David Finckel and Wu Han are chamber music royalty. On Sunday afternoon, the couple — heads of the Chamber Music Society of Lincoln Center, the ­Music@Menlo festival and the record company ArtistLed — reigned at the Barns at Wolf Trap with a wildly engaging performance of all five Beethoven cello sonatas.

Wu Han, the pianist, is the artistic adviser responsible for curating chamber music at Wolf Trap for the next two seasons — a signal change from last season’s curator, Lara St. John. Where St. John focused on diversity and folk music, Wu Han is concentrating on that hoariest of classical-music tropes, the city of Vienna. The program she has assembled offers much to delight lovers of the classical canon, performed by the cream of established chamber players: Haydn’s influence on Mozart, offered by the St. Lawrence String Quartet! A program of chamber music by Schubert! Another of Brahms and Dvorak! No question that these are all masterpieces, but these programs could have been planned in 1950.

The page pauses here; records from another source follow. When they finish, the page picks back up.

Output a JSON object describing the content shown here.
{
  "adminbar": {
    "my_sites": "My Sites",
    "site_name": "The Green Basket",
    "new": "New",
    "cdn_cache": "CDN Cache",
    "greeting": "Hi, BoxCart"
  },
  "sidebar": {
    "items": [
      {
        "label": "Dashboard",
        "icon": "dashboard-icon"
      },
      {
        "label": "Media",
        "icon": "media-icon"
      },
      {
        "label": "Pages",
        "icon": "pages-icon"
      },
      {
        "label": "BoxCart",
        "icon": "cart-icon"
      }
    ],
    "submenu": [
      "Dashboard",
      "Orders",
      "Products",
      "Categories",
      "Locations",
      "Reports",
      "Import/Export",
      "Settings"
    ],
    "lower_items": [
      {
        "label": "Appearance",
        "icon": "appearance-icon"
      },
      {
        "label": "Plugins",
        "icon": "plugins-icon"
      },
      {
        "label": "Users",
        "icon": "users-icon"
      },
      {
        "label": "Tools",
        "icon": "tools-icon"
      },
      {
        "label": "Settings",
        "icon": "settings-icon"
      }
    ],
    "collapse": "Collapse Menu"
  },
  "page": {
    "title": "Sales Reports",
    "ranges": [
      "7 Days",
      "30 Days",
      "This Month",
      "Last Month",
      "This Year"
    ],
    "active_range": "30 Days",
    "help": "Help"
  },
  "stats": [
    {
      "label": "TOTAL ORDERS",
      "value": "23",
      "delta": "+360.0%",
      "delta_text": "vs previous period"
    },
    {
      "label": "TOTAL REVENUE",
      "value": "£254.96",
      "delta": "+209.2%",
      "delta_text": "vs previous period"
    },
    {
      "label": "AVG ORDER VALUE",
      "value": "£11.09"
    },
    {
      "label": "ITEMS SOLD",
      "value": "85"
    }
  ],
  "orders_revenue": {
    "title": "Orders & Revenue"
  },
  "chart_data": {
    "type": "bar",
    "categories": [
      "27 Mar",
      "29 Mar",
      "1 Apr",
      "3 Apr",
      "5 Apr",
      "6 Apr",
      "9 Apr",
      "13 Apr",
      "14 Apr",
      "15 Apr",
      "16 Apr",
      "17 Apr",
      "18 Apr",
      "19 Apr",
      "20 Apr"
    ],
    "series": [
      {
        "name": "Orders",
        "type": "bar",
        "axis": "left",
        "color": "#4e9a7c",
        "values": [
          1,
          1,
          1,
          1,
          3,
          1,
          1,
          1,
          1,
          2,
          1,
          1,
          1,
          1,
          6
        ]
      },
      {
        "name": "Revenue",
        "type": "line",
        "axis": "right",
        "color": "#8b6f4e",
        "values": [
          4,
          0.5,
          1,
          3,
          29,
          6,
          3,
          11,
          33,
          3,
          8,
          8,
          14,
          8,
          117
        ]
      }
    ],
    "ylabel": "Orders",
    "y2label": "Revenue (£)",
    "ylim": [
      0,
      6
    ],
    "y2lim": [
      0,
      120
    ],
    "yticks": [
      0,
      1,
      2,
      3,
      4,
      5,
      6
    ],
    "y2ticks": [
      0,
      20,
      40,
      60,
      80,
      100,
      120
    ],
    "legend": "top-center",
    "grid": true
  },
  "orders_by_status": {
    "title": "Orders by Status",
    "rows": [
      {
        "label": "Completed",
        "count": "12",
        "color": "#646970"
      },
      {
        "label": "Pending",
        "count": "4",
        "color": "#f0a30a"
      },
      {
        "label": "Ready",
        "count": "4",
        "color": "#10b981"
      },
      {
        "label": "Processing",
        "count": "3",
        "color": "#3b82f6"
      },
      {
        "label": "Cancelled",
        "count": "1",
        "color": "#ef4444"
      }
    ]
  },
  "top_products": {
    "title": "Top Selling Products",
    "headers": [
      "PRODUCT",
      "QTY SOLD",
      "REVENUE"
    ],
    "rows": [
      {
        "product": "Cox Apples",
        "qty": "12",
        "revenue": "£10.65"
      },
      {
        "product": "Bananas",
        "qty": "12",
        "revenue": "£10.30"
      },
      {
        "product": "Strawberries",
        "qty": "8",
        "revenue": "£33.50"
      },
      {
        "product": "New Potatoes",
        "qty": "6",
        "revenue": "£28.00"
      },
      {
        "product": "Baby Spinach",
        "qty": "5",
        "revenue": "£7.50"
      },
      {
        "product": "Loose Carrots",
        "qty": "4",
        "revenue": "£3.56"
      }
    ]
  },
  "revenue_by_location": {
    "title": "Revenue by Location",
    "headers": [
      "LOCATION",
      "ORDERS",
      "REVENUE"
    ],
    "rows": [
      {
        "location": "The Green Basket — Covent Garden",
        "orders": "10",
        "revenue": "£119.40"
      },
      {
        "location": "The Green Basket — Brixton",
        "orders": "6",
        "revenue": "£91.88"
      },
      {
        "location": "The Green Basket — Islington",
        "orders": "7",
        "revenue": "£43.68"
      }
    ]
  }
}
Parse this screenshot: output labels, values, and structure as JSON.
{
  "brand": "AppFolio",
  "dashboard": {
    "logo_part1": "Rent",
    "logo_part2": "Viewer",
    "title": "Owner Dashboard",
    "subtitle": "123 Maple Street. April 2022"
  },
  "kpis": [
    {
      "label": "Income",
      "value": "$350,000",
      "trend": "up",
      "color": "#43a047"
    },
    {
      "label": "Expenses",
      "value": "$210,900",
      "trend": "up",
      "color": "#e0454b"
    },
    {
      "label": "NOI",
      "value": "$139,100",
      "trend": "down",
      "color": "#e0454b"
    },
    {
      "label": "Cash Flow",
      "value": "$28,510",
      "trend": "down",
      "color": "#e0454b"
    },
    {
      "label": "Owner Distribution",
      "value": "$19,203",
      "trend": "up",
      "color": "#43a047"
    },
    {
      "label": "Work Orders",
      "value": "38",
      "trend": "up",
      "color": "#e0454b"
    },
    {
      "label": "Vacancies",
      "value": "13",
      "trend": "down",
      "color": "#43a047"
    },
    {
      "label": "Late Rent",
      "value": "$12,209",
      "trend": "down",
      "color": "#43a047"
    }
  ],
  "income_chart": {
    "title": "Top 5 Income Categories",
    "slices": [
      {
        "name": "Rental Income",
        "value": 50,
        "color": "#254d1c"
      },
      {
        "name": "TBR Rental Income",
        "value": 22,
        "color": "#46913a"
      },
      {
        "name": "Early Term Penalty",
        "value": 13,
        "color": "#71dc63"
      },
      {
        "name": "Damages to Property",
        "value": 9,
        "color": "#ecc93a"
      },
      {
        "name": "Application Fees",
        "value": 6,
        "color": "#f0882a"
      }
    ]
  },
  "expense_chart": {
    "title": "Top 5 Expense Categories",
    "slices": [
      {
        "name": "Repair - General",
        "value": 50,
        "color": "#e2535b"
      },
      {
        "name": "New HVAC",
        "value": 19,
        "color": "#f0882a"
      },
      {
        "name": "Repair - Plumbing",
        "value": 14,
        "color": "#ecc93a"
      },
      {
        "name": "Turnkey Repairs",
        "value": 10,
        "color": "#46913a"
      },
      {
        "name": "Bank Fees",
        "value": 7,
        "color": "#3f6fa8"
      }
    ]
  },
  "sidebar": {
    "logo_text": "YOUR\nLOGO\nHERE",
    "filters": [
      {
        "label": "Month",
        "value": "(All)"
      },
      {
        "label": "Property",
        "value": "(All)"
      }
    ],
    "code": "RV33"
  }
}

Yet it was hard to listen to Wu Han enthuse about the upcoming season from the stage on Sunday and not share in her excitement. Throughout their careers, Finckel and Wu Han have represented exactly this: the gilt-edged calling card of the tradition-hallowed field, seemingly little touched by the mandate to diversify and reinvent but shot through with their palpable love of the music and their active desire to find more ways — festivals, recordings and teaching initiatives — of disseminating it. Rather than trying to change the face of the field, they are trying to make tradition more vivid and appealing (witness Wu Han’s colorful red robe, adorned with a sequined portrait of Frida Kahlo and tassels). They made a convincing case for their approach in the Beethoven sonatas, a beguiling pleasure from the first gentle, springy notes to the last wild fugue.

Finckel is an elder statesman of the field, having anchored the Emerson Quartet for more than three decades before deciding to break free and pursue a career with Wu Han that has turned out to be every bit as active and successful. (It is striking that their joint biography in the program is so filled with accomplishments that the Emerson Quartet doesn’t even get a mention.) Onstage, he remains an attentive and guiding presence, his face reflecting what’s happening in the music. Yet he’s not an emotive player. Rather, he offers didactic clarity in the way he distinguishes one phrase from another, switching on a dime from a passage of sweetness to digging into an allegro, gently articulating individual notes rather than succumbing to the lure of legato. Wu Han is more impetuous; yet together, the two present the kind of visceral familiarity and perfect synchronization born of years of shared music-making.

They also have preserved a key element of musical tradition that too often gets forgotten: joy. Time and again, one or the other of them would smile, at each other or at Beethoven, and I would realize that I was smiling along with them.

Chamber Music at the Barns continues on Jan. 11 with trios by Beethoven, Dohnanyi and Mozart.